The Hartle-Hawking no-boundary proposal is fascinating, but it isn’t quite ready for grade school science classes yet. Why? Well, we still lack a complete theory of quantum gravity. If we had that, we wouldn’t need to debate how the universe began; the answer would be clear.
Hawking’s theories rely on numerous assumptions and approximations, which may not reflect reality. For instance, even if we accept his framework, the universe he describes is actually smaller and less inflated than ours. This leads to a conundrum: the most probable universe isn’t quite like the one we inhabit. It’s like being told that the best possible version of you is someone else entirely. This is known as the Boltzmann Babies problem, where the likely universe resembles a smaller, younger “cosmological baby.” It’s a quirky name, sure, but it highlights a real dilemma.

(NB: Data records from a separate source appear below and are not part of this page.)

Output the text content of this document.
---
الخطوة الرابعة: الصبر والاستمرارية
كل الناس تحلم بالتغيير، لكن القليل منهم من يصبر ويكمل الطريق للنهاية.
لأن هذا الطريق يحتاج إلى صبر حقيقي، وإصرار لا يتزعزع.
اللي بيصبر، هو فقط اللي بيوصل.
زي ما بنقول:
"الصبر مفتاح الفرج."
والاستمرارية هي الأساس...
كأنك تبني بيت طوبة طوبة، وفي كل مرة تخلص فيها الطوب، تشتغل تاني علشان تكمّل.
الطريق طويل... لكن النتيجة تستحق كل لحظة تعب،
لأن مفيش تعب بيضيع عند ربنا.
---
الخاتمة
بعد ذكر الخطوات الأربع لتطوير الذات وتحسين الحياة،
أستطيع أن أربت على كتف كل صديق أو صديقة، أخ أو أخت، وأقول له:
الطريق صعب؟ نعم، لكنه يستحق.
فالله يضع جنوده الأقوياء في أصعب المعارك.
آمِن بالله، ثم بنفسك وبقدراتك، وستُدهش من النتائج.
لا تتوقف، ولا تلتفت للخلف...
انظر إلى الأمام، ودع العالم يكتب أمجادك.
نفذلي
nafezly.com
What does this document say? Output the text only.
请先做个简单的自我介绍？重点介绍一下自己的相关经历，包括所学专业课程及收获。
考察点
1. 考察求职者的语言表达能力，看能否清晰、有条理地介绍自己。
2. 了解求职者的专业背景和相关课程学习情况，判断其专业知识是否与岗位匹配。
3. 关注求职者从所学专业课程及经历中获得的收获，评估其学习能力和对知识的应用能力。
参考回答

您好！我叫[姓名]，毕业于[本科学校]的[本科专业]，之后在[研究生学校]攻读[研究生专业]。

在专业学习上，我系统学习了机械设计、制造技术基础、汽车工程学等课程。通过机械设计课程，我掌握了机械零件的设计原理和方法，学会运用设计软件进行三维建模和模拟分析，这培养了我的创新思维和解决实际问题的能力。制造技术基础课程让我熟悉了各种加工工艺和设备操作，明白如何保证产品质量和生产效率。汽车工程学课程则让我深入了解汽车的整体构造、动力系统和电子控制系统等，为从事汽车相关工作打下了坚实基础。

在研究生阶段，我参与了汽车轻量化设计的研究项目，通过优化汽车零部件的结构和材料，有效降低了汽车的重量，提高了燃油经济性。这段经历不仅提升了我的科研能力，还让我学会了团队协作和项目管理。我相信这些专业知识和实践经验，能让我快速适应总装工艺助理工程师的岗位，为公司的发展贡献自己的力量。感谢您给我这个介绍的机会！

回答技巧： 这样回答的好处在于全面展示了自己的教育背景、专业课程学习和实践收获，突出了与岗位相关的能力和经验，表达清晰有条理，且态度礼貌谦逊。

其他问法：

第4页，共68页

Hawking also performed some mathematical tricks, such as switching from real to imaginary time, to arrive at his conclusions. However, alternative approaches suggest that instead of a neat universe, what we actually have is chaotic and unpredictable. This complexity isn’t great if you’re trying to make accurate predictions about our universe.
Then we hit the issue of probabilities. In standard quantum mechanics, we have the Born rule to convert wave functions into observable probabilities. But applying this to the universe as a whole raises questions. How can we treat the universe like we do electrons? This leap seems shaky and could be why Hawking’s answers sometimes fall short.
Moreover, how do we measure the universe when we’re already part of it? It’s like trying to read a book while being inside the story. This complicates our understanding of observation in quantum mechanics, and the same challenges carry over to cosmology.
Hawking assumed that the initial universe would be smooth, making it easier to predict how it developed. Roger Penrose pointed out that this assumption makes it tricky to claim any kind of victory in the predictions made about the arrow of time. Smoothness was baked into Hawking’s model from the start.
When it comes to time, Hawking’s proposal suggests that time itself emerges from the universe’s geometry. This raises questions: if time didn’t exist, how could the universe “begin” in the first place? It feels like a puzzle with pieces that don’t quite fit together.
In conclusion, while the no-boundary proposal is intriguing, it has fundamental flaws. Without a robust quantum theory of gravity, we can’t determine whether we’re on the right track or wandering down a false path. Even if we accept Hawking’s ideas, it leaves us wondering: why do the laws of physics exist in the first place?
As of now, that question remains unanswered.